Banner
Best Business Books

It’s not worth reading bad books, but good, concise business books can be worth thousands of times the price of the book. Here are the books I’ve found to be worth thousands of dollars. My list is for entrepreneurs, although they can be useful for anyone in business. There are hundreds of great books, so I’ve been as stingy as possible in listing the ones I’ve found the most influential.

The Art of Beginning

  • Zen Mind, Beginner’s Mind (Shunryu Suzuki) – The inspiration for the title of this blog: the thrill of always beginning. It’s not even slightly a business book, but rather about things like understanding how to enjoy life with the newness of a child. Most books on “Zen” are utter crap, worse than reading nothing at all about it. This one is great.

Marketing

  • Guerilla Marketing – How to spend the least money on marketing for the greatest effect! Lately everyone is getting on the online marketing and social media bandwagons, but this is the book for people bootstrapping a typical new business.
  • Purple Cow – The most important modern concept in marketing: making your product itself your marketing focus. Strangely that makes it an interesting response to Naomi Klein’s No Logo.

Working Effectively

People – Networking and Getting Along

  • Never Eat Alone (Keith Ferrazzi) – It reads like a modern version of the classic How to Win Friends and Influence People (see the Oldies section), but with more emphasis on the networking side. Similarly to Carnegie’s book, a big emphasis is on things that ultimately make you a better person. Ferrazzi emphasizes that the most valuable networks are created by consistently trying to find ways to help other people.

Building a Company

  • The E-Myth Revisited – How to be an entrepreneur, not your own employee. While it’s a little focused on making the next big McDonalds rather than the next Google, that’s a good thing for those of us starting non-tech businesses.
  • Built to Last – What makes great companies great. An absolute must-read.
  • Bulldog: Spirit of the New Entrepreneur – Great pep-talk and getting-through-it book by someone who’s actually been there, in the trenches. Fun stories about renting office space for the day to seem bigger to a potential client, and so on!
  • Founders at Work (Jessica Livingstone) – Really inspiring interviews with founders (and some early employees) of some of the most famous and successful startups.
  • One Up on Wall Street (Peter Lynch) – Investment book with sound business advice.
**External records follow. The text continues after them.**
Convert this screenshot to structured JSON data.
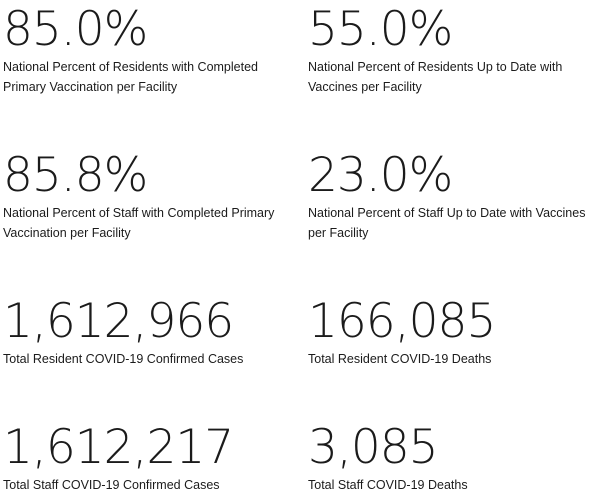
{
  "stats": [
    {
      "value": "85.0%",
      "label": "National Percent of Residents with Completed Primary Vaccination per Facility"
    },
    {
      "value": "55.0%",
      "label": "National Percent of Residents Up to Date with Vaccines per Facility"
    },
    {
      "value": "85.8%",
      "label": "National Percent of Staff with Completed Primary Vaccination per Facility"
    },
    {
      "value": "23.0%",
      "label": "National Percent of Staff Up to Date with Vaccines per Facility"
    },
    {
      "value": "1,612,966",
      "label": "Total Resident COVID-19 Confirmed Cases"
    },
    {
      "value": "166,085",
      "label": "Total Resident COVID-19 Deaths"
    },
    {
      "value": "1,612,217",
      "label": "Total Staff COVID-19 Confirmed Cases"
    },
    {
      "value": "3,085",
      "label": "Total Staff COVID-19 Deaths"
    }
  ]
}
Peter Lynch’s investment approach was a lot like Warren Buffet’s, but modified to run risk-averse mutual funds. What I got from this book was a good idea of what makes a business a sound investment. Lynch writes as an outside investor, but it’s great advice for an entrepreneur. One interesting point was about how many of the best businesses don’t sell technology, they use it, since the cost of any technology goes down over time.

Negotiating

Oldies But Goodies

  • Popcorn Report – Surf the true trends, skip the fads. This is one of those great business books that is fading from memory, but that was truly influential when it came out. Some of the trends it describes are no longer as current as they were (although some ideas have only just started to appear, such as Vitamin Water). But main value of the book was in the ideas about how to identify long-lasting trends and to align your business with them.
  • In Search of Excellence – Awesome, kind of the “Built to Last” of the 80’s. This book has had a huge effect on my views of business and entrepreneurship, especially understanding the importance of small teams and the art of fostering innovation, aka. “intrapreneurship” within a company. Reading this book help me understand some of the mistakes of a previous company I started (GDSAF), mistakes I’m working hard to avoid with Swing Dynamite. While exciting in some parts, it’s a bit of a dry read in others, probably a relic of those days when business books tried to seem like textbooks. I read the book after it had already become “old” in the world of business books, and that’s precisely why it’s worth reading: because it’s one of the few books that has stood the test of time.
  • How to Win Friends and Influence People (Dale Carnegie) – This is one of the most time-tested books related to business, it’s about the art of getting along with people.